Your Name: Es herrscht die Atmosphäre des Einbruchs von Unheil ins Idyll. Die Nachrichten in Japan zeigen einen Kometen, der die Bahn der Erde so nahe streifen wird wie seit Hunderten von Jahren nicht mehr. Und die Lehrerin in der Schule erklärt den Schülern von Mitsuhas Klasse Einzelheiten über japanische Geisterstunden.

Mitsuha fühlt sich in ihrer kleinstädtischen Welt nicht aufgehoben, ihr ganzes Sein erscheint ihr wie ein Traum “als ob ich das Leben eines anderen Menschen leben würde“. Ähnlich ergeht es dem Jungen Taki aus Tokio. Es scheint, als würde er zuzeiten in Mitsuhas Körper erwachen und umgekehrt. Auf der Suche nach der Absenderin der Botschaften auf seinem Handy findet er nach weidlicher Suche eine tote zerstörte Stadt, die Nachrichten Mitsuhas auf seinem Smartphone kamen aus der Vergangenheit und so macht es sich Taki zur Aufgabe, seine Seelenbesucherin trotz der schnell schwindenden Erinnerungen aus der Zukunft heraus vor dem Tod zu retten.

Makoto Shinkais Animationsfilm “Your Name: Gestern, heute und für immer“ ist der erste Animé-Blockbuster, der außerhalb von Hayao Miyazakis Ghibli-Studios realisiert wurde - eine magische, traumhafte Coming-of-Age-Geschichte, die zu einer Geistergeschichte und dann zu einer märchenhaften Romanze über eine Liebe wird, die Raum und Zeit überwindet. Die gezeigte Katastrophe weckt dabei zwangsläufig Erinnerungen an die nukleare Havarie von Fukushima.

Your Name Quelle: Studiocanal

Three Billboards Outside Ebbing, Missouri: Es geht im Leben nicht zu in der Welt wie in Krimis, die Polizei hat immer auch anderes zu tun als den einen drastischen Fall zu lösen. Und so versandet die Sache mit Angela Hayes‘ Ermordung, und ihre Mutter Mildred (Frances McDormand) nimmt die Sache in die eigene Hand, weil ihrer Meinung nach “die Polizei mehr damit beschäftigt (ist), Schwarze zu foltern als richtige Verbrechen aufzuklären“. So kauft sie die riesigen Werbeflächen von “Three Billboards Outside Ebbing, Missouri“, auf denen sie den Polizeichef Willoughy (Woody Harrelson) in Riesenlettern mit der Frage “Immer noch keine Verhaftungen?“ konfrontiert.

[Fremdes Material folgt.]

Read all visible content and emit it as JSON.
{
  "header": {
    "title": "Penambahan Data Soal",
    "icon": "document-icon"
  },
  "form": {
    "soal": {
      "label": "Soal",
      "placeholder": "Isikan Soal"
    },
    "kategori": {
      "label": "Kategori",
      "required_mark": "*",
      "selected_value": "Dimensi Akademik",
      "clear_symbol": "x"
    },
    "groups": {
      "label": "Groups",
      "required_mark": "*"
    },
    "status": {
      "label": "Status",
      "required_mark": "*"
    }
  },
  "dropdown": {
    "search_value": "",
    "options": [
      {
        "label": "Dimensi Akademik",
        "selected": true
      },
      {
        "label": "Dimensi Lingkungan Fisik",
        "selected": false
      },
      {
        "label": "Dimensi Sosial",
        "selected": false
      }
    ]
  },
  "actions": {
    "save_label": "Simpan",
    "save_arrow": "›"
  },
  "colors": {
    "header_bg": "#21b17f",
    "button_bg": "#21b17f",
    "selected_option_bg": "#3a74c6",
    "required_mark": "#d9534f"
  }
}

Der irische Regisseur Martin McDonagh inszeniert den Kampf einer Mutter um Gerechtigkeit, und darum, dass nicht noch mehr Mädchen Opfer des unbekannten Mörders werden als lokalen Kleinkrieg, der urkomische und zutiefst tragische Momente hat. Mit der feinen Zeichnung der Charaktere, ihrem den Erwartungen unterlaufenden Verhalten vermeidet es McDonagh, seine Geschichte zum einseitigen Pamphlet zu machen.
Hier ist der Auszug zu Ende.